[
https://issues.apache.org/jira/browse/SPARK-57133?page=com.atlassian.jira.plugin.system.issuetabpanels:all-tabpanel
]
Nikolina Vraneš updated SPARK-57133:
------------------------------------
Description:
h2. Summary
Add a new SQL relation operator \{{BIN BY (...)}} that aligns range-typed
rows to fixed-width bin boundaries by splitting
any row whose \{{[range_start, range_end)}} crosses a boundary and
proportionally redistributing user-selected numeric
or DT-interval values across the resulting sub-ranges. Target use case:
telemetry and observability data where each row
carries its own measurement window (OpenTelemetry, Prometheus exports).

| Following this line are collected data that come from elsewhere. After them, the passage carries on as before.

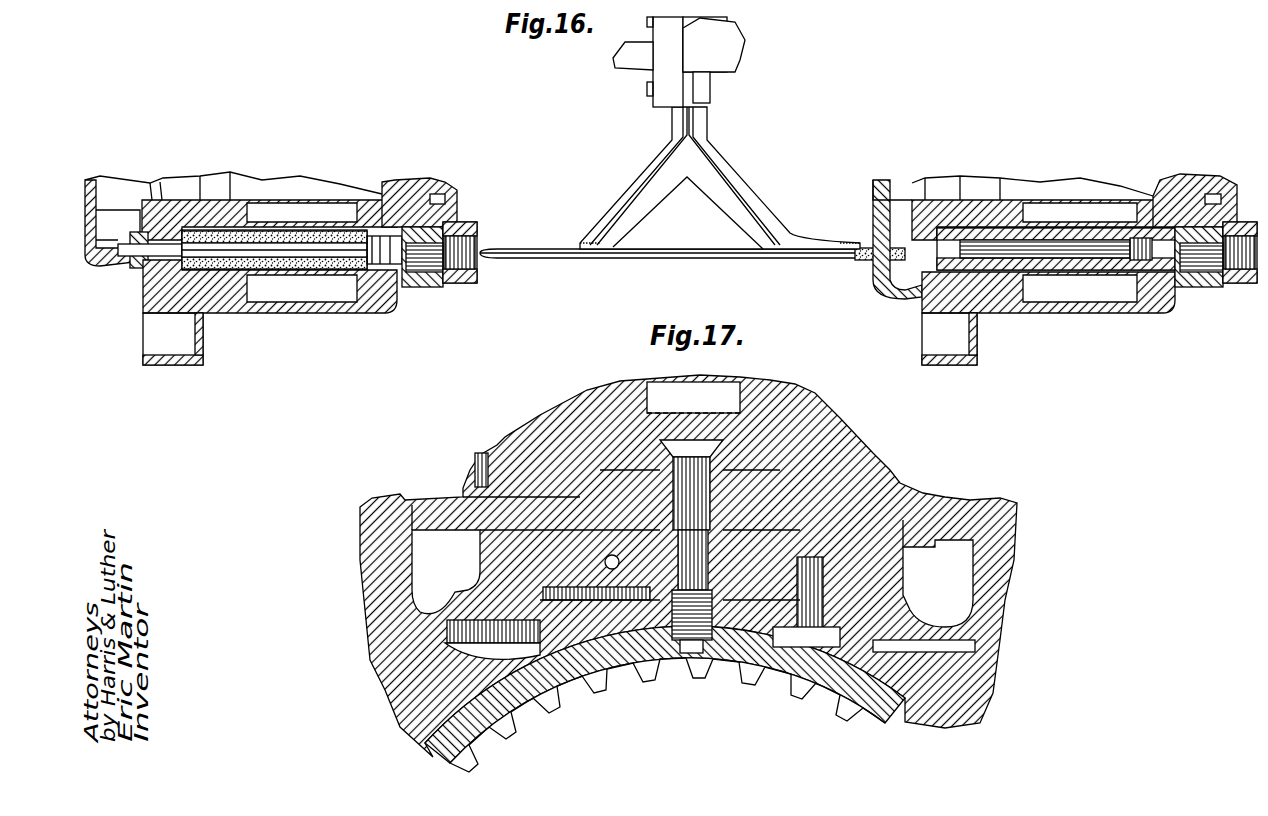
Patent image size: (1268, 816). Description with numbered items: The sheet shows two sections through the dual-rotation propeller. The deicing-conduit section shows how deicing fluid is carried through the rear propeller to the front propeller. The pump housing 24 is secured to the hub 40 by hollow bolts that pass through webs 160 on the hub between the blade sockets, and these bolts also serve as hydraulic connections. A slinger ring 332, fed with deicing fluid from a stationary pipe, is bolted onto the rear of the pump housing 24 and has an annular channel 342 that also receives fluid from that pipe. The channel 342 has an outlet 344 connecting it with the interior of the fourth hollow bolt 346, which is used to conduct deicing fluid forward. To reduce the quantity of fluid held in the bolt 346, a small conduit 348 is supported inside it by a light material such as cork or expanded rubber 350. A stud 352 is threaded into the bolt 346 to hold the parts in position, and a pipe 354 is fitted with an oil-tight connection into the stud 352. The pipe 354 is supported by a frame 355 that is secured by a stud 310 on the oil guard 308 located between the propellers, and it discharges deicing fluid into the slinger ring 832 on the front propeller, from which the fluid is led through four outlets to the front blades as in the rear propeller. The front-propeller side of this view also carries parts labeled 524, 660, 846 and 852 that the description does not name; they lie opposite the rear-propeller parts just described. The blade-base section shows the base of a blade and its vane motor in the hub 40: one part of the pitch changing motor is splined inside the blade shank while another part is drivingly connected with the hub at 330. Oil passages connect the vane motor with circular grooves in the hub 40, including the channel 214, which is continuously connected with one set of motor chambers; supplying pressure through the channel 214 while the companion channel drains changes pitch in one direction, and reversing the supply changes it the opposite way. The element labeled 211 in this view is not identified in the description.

In FIG. 16, the pump housing 24 is at (186, 367).
In FIG. 16, the webs 160 is at (420, 290).
In FIG. 16, the oil guard 308 is at (735, 46).
In FIG. 16, the stud 310 is at (712, 86).
In FIG. 16, the slinger ring 332 is at (106, 262).
In FIG. 16, the annular channel 342 is at (207, 205).
In FIG. 16, the outlet 344 is at (136, 270).
In FIG. 16, the fourth hollow bolt 346 is at (264, 280).
In FIG. 16, the small conduit 348 is at (328, 252).
In FIG. 16, the cork or expanded rubber 350 is at (300, 262).
In FIG. 16, the stud 352 is at (466, 285).
In FIG. 16, the pipe 354 is at (670, 259).
In FIG. 16, the frame 355 is at (755, 187).
In FIG. 16, the foot / mounting base 524 is at (945, 367).
In FIG. 16, the nut 660 is at (1193, 290).
In FIG. 16, the slinger ring 832 is at (895, 294).
In FIG. 16, the housing 846 is at (1080, 292).
In FIG. 16, the cap 852 is at (1240, 286).
In FIG. 17, the hub 40 is at (397, 698).
In FIG. 17, the ring gear teeth 211 is at (612, 680).
In FIG. 17, the channel 214 is at (840, 667).
In FIG. 17, the driving connection 330 is at (473, 613).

The operator occupies the same grammar position as \{{PIVOT}} / \{{UNPIVOT}}
(post-\{{FROM}} relation extension), composes
with \{{GROUP BY}} / \{{WHERE}} / \{{JOIN}} downstream, and produces an
ordinary relation.
This initial PR series ships one cell of a broader matrix: aligned
(fixed-grid) bins, range samples, uniform
(proportional) distribution, TIMESTAMP / TIMESTAMP_NTZ + DT INTERVAL types.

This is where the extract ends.